Ray Ortlund reflects on his experience and I would say Amen to his reflections:
A number of us are reading through John Calvin's Institutes this year, the 500th anniversary of his birth. Yesterday morning I finished. But I did get a head start. In 1981. So it's about time.
Calvin can be tiresome when he goes off like this: "This is what, indeed, certain fanatics who delight in unbridled license shout and boast . . .," referring apparently to Anabaptist conviction (4.20.2). Smackdowns do not edify.
But there is so much about Calvin's thinking I receive and love. I found myself agreeing with almost every conviction he proposed. Not everything. But disagreement was rare. I have been instructed and enriched by this study. My Bible is now marked in many passages with a marginal note: "See Calv, Inst, x.x.x."

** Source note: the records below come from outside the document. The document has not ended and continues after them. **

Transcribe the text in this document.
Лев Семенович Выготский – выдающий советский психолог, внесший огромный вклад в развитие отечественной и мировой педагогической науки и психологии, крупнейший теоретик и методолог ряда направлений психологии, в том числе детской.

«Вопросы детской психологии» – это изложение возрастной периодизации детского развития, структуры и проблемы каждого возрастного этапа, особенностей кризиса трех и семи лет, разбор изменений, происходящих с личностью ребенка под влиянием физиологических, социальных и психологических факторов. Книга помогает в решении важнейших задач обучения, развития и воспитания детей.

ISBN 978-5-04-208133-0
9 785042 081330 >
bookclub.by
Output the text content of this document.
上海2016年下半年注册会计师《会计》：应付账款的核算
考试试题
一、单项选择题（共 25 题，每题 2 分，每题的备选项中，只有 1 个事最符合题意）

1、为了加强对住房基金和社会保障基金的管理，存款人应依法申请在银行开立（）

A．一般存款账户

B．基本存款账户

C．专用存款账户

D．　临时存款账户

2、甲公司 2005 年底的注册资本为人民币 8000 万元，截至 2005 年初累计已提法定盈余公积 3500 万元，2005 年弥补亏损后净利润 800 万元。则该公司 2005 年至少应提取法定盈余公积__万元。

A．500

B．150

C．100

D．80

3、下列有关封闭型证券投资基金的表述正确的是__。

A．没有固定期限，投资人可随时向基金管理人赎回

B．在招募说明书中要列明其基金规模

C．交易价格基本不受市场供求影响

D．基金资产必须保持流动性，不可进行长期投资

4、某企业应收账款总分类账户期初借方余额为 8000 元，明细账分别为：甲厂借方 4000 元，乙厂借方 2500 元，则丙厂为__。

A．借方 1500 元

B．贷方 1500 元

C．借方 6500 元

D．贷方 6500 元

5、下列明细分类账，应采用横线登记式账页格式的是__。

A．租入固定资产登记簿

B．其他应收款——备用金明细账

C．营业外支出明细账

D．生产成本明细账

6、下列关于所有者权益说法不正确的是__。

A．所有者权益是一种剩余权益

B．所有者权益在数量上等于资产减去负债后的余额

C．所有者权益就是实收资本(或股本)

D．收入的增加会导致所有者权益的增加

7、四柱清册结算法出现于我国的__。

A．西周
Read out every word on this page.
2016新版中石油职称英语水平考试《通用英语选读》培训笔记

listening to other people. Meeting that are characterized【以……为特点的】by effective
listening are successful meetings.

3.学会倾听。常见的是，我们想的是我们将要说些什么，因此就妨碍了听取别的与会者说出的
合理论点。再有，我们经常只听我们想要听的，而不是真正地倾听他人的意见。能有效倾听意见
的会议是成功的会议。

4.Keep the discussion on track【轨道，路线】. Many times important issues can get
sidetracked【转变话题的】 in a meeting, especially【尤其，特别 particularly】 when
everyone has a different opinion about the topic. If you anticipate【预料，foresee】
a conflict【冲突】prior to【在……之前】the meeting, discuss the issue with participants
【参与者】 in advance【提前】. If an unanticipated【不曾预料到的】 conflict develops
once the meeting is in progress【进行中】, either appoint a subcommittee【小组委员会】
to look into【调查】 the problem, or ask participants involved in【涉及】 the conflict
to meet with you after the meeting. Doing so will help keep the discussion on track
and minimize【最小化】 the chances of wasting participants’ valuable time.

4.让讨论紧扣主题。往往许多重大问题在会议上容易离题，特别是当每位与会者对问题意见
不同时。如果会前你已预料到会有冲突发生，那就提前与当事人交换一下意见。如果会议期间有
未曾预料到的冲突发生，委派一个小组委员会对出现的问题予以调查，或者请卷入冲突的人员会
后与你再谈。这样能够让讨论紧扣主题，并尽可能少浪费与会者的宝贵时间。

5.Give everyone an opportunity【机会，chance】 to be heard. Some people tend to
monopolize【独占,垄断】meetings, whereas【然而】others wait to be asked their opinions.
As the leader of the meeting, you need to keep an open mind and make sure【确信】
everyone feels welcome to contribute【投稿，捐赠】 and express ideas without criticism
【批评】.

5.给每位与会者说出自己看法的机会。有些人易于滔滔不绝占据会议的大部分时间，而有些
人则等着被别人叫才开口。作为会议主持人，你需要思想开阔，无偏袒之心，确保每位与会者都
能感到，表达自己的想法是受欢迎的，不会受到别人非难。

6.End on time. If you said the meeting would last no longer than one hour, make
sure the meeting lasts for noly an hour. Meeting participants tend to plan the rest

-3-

Why does John Calvin still matter today? Above all else, Calvin understands what it means to take into account, first and foremost, in all things, God: "The Christian must surely be so disposed and minded that he feels within himself it is with God he has to deal throughout his life" (3.7.2). Every moment of every day is a God-moment.
For us, that way of thinking is an adjustment. An adjustment big enough to be called repentance. We think piecemeal. We compartmentalize. We diminish the reach of God's grace into the moment-by-moment of our lives. But like a prophet of old, Calvin calls us back to God.
I thank the Lord for this fallible but precious gift, my brother, John Calvin.